For each successive cycle of motion described above, the height to which lighter mass rises under gravity will reduce till it finally becomes zero.
 A: Since you assume your string to be perfectly inelastic, the mass will immediately come to a rest.
Of course, in a realistic setting, the string would stretch a little, in essence acting as a spring (probably far from the linear Hooke regime) and you'll get oscillations around the equilibrium position.
For the fun of it, one can also ignore your statement that the large mass can not be lifted from the ground anymore. In that case, the kinetic energy of the small mass going down would be converted into potential energy of the large mass, thus lifting the large mass up a tiny bit. Once that large mass reaches its highest point, that essentially re-sets your question to the original configuration except that now there is much less potential energy available (it was lost to the original "thump" of the large mass hitting the ground). In a realistic setting this probably won't even repeat once, but for sure not more than once.
A: When the $7kg$ mass returns to $5m$ and the string becomes tight, use conservation of momentum for an instantaneous point in time, to find how they both move.
As the string is inelastic, it's similar to a collision.

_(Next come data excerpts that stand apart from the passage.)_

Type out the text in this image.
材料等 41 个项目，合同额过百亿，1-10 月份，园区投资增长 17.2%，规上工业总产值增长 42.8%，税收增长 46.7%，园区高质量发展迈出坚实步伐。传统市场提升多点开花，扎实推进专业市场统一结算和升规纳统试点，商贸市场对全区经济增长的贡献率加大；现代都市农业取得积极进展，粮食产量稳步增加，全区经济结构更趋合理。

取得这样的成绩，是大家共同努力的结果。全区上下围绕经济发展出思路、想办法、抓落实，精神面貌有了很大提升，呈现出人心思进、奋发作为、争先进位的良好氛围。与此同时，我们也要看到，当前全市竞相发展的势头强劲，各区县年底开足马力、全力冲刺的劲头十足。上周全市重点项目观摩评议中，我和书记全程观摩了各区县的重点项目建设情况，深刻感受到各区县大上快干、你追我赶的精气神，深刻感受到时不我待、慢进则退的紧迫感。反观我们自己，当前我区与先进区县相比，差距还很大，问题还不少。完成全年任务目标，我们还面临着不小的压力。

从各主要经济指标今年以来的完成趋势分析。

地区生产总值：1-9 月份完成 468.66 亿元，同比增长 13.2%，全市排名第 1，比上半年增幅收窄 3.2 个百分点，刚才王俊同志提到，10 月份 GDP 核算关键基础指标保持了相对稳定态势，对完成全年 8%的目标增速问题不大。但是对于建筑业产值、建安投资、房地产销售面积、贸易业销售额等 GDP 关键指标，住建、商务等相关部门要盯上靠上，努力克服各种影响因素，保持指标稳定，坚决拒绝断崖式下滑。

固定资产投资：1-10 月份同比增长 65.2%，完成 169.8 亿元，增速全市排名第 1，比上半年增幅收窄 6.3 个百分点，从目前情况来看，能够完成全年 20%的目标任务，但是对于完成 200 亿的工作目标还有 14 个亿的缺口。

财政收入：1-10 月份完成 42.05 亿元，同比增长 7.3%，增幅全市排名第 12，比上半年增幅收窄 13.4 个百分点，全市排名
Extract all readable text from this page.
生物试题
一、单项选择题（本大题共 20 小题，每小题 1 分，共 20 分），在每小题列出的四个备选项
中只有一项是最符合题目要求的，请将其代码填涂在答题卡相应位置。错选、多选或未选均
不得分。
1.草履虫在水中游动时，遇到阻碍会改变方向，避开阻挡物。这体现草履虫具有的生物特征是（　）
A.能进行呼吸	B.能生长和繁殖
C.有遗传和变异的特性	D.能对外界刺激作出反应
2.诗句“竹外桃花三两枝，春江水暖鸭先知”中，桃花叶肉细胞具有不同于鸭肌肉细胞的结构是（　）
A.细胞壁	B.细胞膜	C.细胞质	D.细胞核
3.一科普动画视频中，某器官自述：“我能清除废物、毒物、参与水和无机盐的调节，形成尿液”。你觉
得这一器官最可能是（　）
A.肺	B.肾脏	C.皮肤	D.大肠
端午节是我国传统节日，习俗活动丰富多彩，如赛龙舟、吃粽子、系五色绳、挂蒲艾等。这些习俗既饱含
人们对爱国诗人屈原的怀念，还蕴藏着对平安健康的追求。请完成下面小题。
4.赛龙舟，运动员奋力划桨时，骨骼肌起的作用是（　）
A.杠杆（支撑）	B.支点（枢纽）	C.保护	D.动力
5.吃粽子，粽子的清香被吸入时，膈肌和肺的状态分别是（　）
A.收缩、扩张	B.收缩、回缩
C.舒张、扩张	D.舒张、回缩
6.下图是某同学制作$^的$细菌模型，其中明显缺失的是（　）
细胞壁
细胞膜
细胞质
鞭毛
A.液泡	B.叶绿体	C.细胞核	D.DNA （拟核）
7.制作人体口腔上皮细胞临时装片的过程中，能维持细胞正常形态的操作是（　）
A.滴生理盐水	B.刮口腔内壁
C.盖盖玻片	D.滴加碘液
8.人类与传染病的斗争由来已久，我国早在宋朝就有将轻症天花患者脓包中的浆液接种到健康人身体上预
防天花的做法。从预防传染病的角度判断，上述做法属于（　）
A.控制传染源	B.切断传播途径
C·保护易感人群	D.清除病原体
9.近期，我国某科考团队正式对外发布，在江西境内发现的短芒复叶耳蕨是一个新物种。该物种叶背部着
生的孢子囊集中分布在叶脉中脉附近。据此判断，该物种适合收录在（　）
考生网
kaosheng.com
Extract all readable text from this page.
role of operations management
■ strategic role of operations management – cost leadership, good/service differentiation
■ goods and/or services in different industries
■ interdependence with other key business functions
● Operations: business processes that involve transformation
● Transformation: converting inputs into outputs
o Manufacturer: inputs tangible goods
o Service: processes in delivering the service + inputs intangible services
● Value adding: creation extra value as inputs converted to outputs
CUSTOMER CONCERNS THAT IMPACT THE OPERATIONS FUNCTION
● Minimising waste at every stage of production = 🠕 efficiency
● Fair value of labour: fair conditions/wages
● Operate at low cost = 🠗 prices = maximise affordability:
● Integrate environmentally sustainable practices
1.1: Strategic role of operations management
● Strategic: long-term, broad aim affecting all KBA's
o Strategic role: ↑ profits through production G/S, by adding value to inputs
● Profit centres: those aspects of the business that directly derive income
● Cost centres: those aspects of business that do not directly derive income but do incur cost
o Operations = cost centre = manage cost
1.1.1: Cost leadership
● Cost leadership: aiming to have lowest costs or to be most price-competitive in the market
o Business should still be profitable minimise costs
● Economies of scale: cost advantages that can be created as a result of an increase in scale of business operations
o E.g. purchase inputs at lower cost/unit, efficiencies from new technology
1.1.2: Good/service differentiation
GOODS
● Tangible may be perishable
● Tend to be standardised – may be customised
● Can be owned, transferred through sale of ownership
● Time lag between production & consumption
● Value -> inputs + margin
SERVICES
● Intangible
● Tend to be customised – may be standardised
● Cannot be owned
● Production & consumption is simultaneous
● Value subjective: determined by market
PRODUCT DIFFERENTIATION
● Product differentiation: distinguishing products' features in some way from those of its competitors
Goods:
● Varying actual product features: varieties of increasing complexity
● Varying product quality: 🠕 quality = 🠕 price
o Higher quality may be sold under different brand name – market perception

If $v$ is the downward speed of your $7kg$ mass, (same as its previous upwards speed at $5m$)
momentum before = momentum after:
$$7v+(15\times0) = 7v_2+15v_2$$
where $v_2$ is the speed just after the string gets tight.  You could imagine this happening on a smooth table, where the two masses are separating and then the string goes tight.
You might have to consider whether it's possible that the 7kg mass rebounds, but as the equation above is giving a sensible answer, maybe you won't need that part...
A: I find your question rather confusing, but other answerers seem to find it clear.
Time1: First, you release the 15kg weight. The effective gravitational mass of the system is 15-8=7kg, but its inertial mass is 15+8=23kg so it will accelerate at $\frac {7g}{23}$. Since $v^2=2ad$, the velocity when the large weight reaches the ground will be given by $v^2=\frac {35mg}{23}$, so $v=\sqrt{\frac {35mg}{23}}$. Of course, when we take the square root, we get $\pm$, and we can take the positive solution to represent the smaller weight moving upwards and the negative solution to represent the larger weight moving down.
Time2: At this point, the smaller mass will have no force acting on it other than gravity, so it will enter parabolic flight. It will continue to travel upwards, then fall back down. It will reach the same speed, but opposite direction, on its downward path. That is, it will return to being 5m above the ground, but now have a velocity of $-\sqrt{\frac {35m}g{23}}$.
Time3: Now the string will become taut. The weight of the larger mass is larger than the smaller mass, so the smaller mass will not be able to lift the larger mass. In the real world, there are complications such as elasticity of the string that can cause the larger weight to lift slightly, but if we're assuming a perfect rigidity, it won't move.
The question really seems to me to come across as asking whether at Time1 the system will come to a halt. The answer to that, as I said, is “no”. But other people seem to have taken it to mean whether it will come to a halt at Time3. So apparently your meaning is clearer to those people than it is to me.